А потом всё исчезло. И Он ничего не помнит. Под утро Он встал и подошёл к окну. К большому окну почти до пола. С очень широким подоконником. И окно выходило прямо на маленький бульвар между шестов и седьмой линиями. На подоконнике стояла бутылка с шампанского и два бокала. Они отпили чуть-чуть. И теперь бутылка стояла без пробки и выдыхалась. Он помнит, что Она спала, но не помнит, какая Она была. Он подумал тогда: Как всё хорошо! И как хорошо, что Он скоро улетает в свой южный город, а она - в Америку. Он блаженно улыбнулся. В окно глядел яркий месяц. Изредка его закрывали неслышно скользившие чёрные тучи. И в свете месяца её детское лицо. Теперь Он вспомнил: детское лицо. Удивительно спокойное детское лицо. Тихое дыхание Ладони под щекой, лежит на боку. Да, он вспомнил теперь: детское лицо в свете месяца. А когда она проснулась, в комнате было уже много солнца. И её лицо золотилось в утреннем воздухе. И Он вдруг решил, что они сегодня непременно должны поехать в Царское. Он тронул её за плечо, Она вздрогнула, открыла глаза, потом крепко их зажмурила.
- Давай вставать, - сказал он, - поедем в Царское.
Не открывая глаз, она обняла его за шею: - Ты с ума сошёл, да? Ехать в такую даль. Правда, сумасшедший... - И рассмеялась. Когда она смеялась, звонкие смешинки заполняли всю комнату.
- Вставай, - сказал он. - Разве можно после всего этого не поахать в Царское. Вставай!
- Вот и не встану, - сказала Она и снова рассмеялась, - не встану и всё...
***
Они медленно и бесшумно спускались по лестнице Камероновой галереи. Луна вышивала серебристую вязь на огромном гобелене озера. Громада дворца с редкими огоньками безмолвно стояла за их спиной. Лишь раз в жизни, наверное, можно видеть такую щемящую красоту.
- Никогда мне не было так хорошо, - прошептала Она. - За эти два дня я улыбалась больше, чем за два последних года.
Она подошли к самой кромке озера и остановились у ивы. - Вот, - сказала она и оторвала гибкую веточку ивы, - вот, поставишь у себя в вазу. И будешь меня вспоминать. У тебя есть красивая ваза?
- Есть, - сказал Он. - Белая, старинного фарфора. От деда ещё.
- Вот, поставишь в эту вазу. И будешь меня вспоминать. И страдать.
- Вспоминать буду, а страдать... Нет, не буду. Не умею я страдать. Легкое у меня сердце. Не научили меня всесильные боги страдать по женщинам.

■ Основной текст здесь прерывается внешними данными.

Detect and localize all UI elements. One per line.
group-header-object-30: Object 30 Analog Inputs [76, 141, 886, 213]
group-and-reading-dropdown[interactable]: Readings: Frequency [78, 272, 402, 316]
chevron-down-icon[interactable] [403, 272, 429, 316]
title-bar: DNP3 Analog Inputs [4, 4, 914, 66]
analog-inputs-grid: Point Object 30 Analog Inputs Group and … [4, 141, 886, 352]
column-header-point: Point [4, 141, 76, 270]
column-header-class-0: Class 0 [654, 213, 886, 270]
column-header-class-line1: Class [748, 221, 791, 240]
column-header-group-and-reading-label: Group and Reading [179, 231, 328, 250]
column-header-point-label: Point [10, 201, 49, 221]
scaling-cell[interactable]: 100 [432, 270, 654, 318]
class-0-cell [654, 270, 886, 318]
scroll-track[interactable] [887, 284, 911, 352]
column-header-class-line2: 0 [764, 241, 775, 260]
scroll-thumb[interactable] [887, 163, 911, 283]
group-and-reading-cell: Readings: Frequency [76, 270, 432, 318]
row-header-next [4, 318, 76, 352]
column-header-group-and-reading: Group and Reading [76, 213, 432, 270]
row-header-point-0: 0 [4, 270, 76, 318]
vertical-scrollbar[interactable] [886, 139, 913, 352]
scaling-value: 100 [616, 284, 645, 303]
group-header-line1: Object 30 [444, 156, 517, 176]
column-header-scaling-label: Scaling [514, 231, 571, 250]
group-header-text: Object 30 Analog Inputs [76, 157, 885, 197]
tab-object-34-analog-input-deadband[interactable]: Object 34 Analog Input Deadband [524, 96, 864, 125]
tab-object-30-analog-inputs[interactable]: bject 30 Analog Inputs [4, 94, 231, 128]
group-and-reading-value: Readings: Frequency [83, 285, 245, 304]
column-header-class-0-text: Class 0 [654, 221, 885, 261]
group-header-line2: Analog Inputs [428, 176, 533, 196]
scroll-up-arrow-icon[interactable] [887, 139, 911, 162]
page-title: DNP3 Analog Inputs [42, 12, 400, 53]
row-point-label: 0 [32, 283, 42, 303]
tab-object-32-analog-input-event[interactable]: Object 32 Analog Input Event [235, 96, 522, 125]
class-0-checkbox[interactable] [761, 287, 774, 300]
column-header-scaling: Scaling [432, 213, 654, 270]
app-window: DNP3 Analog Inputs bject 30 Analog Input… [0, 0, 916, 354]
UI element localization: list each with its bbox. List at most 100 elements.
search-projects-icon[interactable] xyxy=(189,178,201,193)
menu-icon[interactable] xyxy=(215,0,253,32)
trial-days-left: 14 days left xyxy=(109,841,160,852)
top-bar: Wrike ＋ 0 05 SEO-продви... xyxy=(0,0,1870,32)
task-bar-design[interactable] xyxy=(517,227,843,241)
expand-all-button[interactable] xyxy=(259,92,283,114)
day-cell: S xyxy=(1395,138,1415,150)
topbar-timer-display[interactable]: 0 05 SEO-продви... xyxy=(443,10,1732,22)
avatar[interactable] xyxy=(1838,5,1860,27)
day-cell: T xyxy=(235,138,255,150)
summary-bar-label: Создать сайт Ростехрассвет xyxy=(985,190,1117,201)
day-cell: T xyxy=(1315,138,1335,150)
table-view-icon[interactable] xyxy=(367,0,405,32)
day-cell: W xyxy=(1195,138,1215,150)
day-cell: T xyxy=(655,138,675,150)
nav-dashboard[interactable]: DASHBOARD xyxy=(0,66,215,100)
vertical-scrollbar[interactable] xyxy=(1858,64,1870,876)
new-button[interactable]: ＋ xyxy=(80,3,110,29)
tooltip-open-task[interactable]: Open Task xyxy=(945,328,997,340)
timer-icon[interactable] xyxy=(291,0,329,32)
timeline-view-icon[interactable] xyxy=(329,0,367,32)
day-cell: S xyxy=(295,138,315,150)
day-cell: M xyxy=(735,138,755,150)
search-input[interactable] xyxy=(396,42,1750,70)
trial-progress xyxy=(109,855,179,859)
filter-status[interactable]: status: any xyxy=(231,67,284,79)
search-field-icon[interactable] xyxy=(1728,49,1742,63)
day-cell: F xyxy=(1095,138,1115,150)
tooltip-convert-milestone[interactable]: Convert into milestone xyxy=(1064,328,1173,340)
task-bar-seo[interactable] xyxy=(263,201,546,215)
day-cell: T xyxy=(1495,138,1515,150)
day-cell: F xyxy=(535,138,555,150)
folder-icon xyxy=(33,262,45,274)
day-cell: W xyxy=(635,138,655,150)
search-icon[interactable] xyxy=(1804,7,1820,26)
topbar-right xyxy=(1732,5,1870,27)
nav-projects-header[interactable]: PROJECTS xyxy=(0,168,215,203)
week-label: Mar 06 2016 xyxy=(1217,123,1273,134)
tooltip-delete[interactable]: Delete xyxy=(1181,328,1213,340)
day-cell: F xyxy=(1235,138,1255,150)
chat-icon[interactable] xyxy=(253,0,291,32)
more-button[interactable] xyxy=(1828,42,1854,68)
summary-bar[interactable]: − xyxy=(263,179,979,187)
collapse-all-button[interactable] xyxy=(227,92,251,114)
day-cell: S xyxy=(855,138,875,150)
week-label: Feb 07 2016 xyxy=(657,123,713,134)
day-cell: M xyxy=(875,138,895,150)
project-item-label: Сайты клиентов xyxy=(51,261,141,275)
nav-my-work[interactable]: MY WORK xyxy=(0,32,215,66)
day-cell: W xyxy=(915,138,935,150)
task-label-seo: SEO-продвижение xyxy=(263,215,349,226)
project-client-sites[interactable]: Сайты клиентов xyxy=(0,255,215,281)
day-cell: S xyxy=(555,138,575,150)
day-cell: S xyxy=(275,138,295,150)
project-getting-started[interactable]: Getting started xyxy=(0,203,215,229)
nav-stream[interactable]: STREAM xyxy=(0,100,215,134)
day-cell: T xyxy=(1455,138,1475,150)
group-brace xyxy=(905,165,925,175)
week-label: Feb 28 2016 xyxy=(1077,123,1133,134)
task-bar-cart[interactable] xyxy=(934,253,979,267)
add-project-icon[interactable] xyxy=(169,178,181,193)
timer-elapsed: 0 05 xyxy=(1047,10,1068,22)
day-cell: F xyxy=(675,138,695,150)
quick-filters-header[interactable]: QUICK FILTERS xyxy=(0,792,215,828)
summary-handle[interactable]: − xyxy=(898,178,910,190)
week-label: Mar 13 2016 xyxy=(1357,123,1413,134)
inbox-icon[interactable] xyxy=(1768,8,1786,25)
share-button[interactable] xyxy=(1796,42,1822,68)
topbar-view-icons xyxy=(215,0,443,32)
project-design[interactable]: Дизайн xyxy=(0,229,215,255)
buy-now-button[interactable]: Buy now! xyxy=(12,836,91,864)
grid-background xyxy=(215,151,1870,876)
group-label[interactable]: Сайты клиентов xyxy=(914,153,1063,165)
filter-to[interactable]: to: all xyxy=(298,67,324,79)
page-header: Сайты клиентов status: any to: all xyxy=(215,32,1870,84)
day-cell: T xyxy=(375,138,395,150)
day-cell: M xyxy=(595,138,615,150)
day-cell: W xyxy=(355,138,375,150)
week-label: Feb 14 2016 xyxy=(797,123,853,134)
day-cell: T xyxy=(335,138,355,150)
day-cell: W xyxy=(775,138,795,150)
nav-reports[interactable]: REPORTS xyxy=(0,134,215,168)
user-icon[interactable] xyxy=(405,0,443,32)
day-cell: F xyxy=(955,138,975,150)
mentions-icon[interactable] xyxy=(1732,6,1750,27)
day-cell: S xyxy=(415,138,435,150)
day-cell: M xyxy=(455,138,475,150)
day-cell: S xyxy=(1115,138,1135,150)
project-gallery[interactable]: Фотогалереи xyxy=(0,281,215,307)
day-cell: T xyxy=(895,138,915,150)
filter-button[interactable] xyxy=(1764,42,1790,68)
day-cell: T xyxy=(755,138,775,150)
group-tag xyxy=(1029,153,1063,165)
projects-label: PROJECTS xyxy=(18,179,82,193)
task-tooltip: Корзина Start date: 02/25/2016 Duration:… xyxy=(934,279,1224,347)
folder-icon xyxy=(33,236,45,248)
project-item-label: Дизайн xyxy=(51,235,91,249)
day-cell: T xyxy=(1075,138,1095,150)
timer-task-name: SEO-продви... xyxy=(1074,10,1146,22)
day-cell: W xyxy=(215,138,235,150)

- Научишься, - неожиданно серьёзно сказала Она. Посмотрела на него внимательно и уверенно повторила: Научишься.
6. Пушкинский Дом
Это было их самое последнее утро. После самой последней ночи. Совсем последнее. Сегодня Он улетает в свой Южный город. А она - через месяц - в Америку. И ничто не могло их задержать.
Он быстро оделся и выскочил на улицу. Цветочный рынок возле метро только разворачивался. Не считая, он схватил у какой-то молодухи целую охапку свежих роз, лихорадочно, не считая, бросил на деревянный прилавок все свои деньги и побежал прочь. Огромная душистая охапка - в росе... В коридоре - навстречу - её мать, статная, очень красивая женщина с пышной копной удивительных седых волос. Он разорвал охапку на две части и одну протянул матери, и оба засмеялись.
- Я готовлю кофе, - сказала мать, - хотите? По-варшавски.
- Нет, - сказал Он, - нет, жаль времени.
Дверь скрипнула, и Она сразу открыла глаза. И сказала: - А я знала, где ты.
И больше ничего во всё утро они не сказали друг другу.
А потом они последний раз гуляли вдвоём. Вдоль Невы. От Тучкова моста к Стрелке. И у Пушкинского дома вдруг вспыхнула ссора, которая кончилась также странно, как и началась. Они стояли у перил набережной и смотрели в чёрную воду. Он долго смотрел в тёмные окна Пушкинского Дома, а потом, как будто бы завершив свой бесконечный очередной диалог, сказал:
- Встретимся ли?
- Встретимся ли? - задумчиво повторила Она.
- А ты хотела бы? - спросил Он и голос его дрогнул.
- Хотела бы? - повторила она эхом - Да, хотела бы, но... Это так сложно выразить... Понимаешь, ради Димки я готова на всё. Даже...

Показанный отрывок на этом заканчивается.